Here at Conflans we have an unusual amount of competition in the light lunch line. The other day a French fried potato booth, like a hot-dog booth at a country fair at home, established itself on the terrace just outside our door. Now a hungry doughboy can take the edge off his appetite with a paper full of hot French fries in return for a franc at any hour of the day.
Also in the street below the terrace are many little stands where oranges and sandwiches made of rolls and slices of sausage are on sale. The rivalry between these stands, it appears, is acute. Yesterday, hearing a hubbub, I looked out to see a comic battle in progress, the proprietors of two neighboring stands, a fat frowsy old woman and a little ragged man like a weasel, pelting each other for all they were worth with rotten oranges while half the A. E. F., it seemed, stood around and cheered.

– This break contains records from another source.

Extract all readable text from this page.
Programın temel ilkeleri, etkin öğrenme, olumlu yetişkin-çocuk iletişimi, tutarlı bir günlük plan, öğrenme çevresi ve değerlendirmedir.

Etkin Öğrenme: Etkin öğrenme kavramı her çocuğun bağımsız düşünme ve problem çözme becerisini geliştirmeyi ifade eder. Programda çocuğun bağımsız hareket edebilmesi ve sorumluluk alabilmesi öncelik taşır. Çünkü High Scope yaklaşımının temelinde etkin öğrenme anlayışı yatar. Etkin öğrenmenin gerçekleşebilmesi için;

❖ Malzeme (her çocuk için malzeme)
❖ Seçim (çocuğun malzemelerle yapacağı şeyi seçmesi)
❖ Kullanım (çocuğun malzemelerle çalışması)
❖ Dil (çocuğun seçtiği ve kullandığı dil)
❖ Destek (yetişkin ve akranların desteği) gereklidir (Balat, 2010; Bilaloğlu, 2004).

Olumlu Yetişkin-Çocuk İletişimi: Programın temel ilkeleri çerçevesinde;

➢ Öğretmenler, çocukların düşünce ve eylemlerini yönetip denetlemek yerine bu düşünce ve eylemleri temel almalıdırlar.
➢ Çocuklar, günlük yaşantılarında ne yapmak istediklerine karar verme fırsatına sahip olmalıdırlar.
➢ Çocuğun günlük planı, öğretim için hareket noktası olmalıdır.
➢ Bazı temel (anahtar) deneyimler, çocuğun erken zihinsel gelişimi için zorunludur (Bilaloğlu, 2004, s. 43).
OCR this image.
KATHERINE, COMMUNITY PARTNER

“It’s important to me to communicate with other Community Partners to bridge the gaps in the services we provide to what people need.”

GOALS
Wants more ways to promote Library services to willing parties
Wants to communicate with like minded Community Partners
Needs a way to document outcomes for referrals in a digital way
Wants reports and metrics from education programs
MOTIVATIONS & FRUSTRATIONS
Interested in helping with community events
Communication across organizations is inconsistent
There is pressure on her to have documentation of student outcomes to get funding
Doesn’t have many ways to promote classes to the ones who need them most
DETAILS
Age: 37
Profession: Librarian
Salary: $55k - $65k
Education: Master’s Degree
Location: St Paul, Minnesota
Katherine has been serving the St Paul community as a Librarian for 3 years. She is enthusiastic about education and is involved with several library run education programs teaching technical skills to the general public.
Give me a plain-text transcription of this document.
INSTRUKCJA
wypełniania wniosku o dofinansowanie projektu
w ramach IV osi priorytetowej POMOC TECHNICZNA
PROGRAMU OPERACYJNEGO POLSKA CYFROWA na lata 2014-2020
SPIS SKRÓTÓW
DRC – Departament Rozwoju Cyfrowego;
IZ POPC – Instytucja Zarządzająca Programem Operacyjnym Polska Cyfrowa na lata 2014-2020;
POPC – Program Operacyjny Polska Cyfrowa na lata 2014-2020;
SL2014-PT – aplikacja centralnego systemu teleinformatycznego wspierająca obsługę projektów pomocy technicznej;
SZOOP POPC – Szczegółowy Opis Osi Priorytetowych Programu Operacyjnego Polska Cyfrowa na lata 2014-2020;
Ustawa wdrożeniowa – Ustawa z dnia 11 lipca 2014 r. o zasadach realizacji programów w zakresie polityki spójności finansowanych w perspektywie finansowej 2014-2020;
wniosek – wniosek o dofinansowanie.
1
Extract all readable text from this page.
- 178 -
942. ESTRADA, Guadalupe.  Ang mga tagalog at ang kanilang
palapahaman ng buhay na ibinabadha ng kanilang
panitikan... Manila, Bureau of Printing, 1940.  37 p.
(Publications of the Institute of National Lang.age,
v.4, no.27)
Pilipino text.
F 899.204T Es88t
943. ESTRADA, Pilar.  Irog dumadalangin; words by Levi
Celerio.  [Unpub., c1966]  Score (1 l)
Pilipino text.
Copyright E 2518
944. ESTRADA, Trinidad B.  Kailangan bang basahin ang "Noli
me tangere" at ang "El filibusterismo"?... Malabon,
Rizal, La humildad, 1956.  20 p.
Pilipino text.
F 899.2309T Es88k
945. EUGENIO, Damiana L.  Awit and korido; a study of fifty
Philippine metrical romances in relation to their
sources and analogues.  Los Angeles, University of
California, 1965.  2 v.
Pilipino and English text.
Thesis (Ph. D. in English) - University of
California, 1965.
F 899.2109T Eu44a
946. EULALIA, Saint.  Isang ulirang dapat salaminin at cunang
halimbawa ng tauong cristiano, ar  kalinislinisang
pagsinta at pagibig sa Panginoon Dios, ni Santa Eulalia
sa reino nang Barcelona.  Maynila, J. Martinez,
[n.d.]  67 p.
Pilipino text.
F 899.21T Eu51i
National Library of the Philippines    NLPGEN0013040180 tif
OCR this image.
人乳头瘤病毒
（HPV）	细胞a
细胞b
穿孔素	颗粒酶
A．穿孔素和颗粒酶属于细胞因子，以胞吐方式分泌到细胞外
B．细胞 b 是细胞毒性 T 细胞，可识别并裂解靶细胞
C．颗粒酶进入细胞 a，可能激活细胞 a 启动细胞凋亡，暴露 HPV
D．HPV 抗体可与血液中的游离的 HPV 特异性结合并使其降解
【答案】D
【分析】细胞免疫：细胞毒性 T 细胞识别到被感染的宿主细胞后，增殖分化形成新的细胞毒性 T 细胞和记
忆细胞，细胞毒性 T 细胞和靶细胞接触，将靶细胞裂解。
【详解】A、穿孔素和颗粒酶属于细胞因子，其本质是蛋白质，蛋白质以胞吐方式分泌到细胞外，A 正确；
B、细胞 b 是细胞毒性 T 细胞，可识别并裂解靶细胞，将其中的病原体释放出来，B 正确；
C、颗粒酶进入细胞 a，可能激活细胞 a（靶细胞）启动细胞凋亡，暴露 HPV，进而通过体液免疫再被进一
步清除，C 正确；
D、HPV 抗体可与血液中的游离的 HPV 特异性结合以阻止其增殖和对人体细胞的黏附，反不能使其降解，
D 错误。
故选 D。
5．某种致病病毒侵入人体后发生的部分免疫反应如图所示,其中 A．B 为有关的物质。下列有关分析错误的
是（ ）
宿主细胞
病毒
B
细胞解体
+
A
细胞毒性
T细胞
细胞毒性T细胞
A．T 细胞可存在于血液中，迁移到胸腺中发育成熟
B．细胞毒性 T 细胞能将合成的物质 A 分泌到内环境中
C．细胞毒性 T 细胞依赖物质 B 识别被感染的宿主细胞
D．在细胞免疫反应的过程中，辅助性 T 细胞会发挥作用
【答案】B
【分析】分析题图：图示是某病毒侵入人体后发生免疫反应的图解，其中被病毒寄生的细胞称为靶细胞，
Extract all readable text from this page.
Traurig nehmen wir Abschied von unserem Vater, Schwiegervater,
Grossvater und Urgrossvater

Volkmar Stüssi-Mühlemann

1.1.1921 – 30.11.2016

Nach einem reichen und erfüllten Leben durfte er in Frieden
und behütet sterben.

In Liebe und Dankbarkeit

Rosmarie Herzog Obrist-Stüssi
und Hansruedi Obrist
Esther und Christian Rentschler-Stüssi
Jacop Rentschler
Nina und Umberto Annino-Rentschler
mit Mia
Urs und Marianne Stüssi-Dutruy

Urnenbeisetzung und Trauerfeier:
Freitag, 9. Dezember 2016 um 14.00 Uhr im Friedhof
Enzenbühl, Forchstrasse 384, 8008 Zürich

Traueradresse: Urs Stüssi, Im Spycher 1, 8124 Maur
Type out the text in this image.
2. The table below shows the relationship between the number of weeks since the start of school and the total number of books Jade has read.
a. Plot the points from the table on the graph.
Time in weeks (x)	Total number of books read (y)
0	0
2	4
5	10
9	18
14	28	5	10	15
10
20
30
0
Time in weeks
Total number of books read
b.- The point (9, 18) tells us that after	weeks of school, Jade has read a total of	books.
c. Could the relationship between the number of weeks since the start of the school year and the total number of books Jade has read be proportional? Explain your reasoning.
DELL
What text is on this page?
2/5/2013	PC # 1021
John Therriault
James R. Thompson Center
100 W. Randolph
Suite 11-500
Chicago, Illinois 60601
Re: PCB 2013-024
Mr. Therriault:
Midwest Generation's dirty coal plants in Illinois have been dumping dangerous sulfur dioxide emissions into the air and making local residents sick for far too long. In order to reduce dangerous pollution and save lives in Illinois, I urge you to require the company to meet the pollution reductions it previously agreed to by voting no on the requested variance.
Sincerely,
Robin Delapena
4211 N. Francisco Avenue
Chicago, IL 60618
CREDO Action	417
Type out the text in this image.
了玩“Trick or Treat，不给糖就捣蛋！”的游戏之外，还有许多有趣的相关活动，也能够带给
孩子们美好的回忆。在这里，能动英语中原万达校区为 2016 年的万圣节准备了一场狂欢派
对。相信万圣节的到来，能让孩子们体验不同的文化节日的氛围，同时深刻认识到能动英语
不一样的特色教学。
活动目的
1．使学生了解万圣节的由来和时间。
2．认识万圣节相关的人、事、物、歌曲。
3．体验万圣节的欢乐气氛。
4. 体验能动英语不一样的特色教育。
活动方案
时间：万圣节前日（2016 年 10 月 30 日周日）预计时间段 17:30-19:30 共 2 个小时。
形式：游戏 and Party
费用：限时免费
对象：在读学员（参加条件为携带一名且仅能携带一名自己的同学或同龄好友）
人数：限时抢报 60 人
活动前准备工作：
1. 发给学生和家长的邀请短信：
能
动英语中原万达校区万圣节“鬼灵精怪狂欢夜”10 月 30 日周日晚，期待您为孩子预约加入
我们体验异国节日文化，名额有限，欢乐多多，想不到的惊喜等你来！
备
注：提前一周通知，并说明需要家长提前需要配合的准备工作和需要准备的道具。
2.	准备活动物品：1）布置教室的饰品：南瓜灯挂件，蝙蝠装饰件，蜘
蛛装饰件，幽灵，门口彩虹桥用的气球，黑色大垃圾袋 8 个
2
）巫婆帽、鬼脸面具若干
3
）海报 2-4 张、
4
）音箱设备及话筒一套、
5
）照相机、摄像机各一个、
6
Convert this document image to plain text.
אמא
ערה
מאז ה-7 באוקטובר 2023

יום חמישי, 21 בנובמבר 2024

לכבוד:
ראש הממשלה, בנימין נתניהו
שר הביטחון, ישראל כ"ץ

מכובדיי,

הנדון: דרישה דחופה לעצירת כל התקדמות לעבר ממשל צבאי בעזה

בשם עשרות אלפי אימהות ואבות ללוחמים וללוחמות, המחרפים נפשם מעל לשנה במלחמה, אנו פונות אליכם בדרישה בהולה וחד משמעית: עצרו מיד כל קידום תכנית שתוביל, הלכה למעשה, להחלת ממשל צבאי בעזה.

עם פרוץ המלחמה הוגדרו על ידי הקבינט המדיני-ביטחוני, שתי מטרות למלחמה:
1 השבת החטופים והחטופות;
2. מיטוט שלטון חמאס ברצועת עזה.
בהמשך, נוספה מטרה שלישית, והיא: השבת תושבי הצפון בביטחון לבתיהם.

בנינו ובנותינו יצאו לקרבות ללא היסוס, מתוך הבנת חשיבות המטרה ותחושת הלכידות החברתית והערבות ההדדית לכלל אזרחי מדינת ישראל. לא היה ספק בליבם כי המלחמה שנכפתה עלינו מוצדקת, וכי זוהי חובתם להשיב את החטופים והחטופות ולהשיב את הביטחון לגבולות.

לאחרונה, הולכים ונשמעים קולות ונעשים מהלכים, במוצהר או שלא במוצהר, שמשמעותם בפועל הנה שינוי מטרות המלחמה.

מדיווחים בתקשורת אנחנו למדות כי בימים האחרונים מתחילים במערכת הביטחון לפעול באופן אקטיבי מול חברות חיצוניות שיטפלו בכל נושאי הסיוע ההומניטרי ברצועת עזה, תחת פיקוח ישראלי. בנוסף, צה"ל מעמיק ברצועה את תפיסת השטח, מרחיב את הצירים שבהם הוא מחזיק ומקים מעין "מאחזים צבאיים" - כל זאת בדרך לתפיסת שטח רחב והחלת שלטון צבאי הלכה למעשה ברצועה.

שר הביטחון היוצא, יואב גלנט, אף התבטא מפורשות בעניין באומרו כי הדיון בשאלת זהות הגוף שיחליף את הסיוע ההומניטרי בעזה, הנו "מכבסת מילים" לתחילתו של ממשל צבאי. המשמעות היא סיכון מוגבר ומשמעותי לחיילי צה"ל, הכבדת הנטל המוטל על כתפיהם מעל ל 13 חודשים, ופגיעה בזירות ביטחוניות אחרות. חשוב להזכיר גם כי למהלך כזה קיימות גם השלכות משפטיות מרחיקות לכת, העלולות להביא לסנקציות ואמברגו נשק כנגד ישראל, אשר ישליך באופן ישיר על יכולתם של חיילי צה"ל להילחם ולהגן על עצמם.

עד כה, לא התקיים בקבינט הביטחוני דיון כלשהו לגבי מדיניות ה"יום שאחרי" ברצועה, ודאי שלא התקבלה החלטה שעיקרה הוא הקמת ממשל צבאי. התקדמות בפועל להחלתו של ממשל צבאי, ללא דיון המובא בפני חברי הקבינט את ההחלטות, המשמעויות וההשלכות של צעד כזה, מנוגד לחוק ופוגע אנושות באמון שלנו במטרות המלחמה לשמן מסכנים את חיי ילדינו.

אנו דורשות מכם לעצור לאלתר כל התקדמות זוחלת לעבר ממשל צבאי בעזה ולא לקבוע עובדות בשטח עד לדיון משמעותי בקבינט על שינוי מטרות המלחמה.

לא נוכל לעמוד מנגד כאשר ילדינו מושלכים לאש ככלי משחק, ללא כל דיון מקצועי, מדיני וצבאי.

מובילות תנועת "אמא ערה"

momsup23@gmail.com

Nor did matters settle down to calm until a gendarme and intervention appeared on the scene.
This morning I stopped in at the little French store around the corner to buy half a dozen eggs to make a custard sauce for my chocolate bread pudding. When the man gave me my change I noticed he had overcharged me by twenty-five centimes.
“Why’s that?” I asked.
“That,” returned the shopkeeper, “is because you picked them out by hand.”
Some canteen ladies can cook and wait on the counter and open milk-cans and wash the chocolate cups and yet keep spotlessly and specklessly clean. But I have come to the conclusion that as long as I live in Conflans, with its air full of smoke and soot from the train yards, and its water so hard that it curdles the soap,—and sometimes the milk in the cocoa too, that I will have to content myself with being godly and leave the cleanliness till a happier day. We have been having a regular plague of inspectors and investigators of late. Last night just as I had my final bout with the last chocolate container, a major and a lieutenant colonel wandered in, evidently in search of scandal. The lieutenant colonel fixed a piercing eye on me.
“So you are the only ‘white woman’ in this part of the world at present?”
“Well,” I said looking at my fingers smudged with cocoa, “tonight I should say that I was a pale chocolate-colored woman.”
“I noticed that your face was dirty,” coolly returned the gentleman. I hurriedly excused myself in order to consult a looking-glass. Sure enough, there on my nose was a large smudge of soot! I must have got it the last time I stoked the chocolate-stove.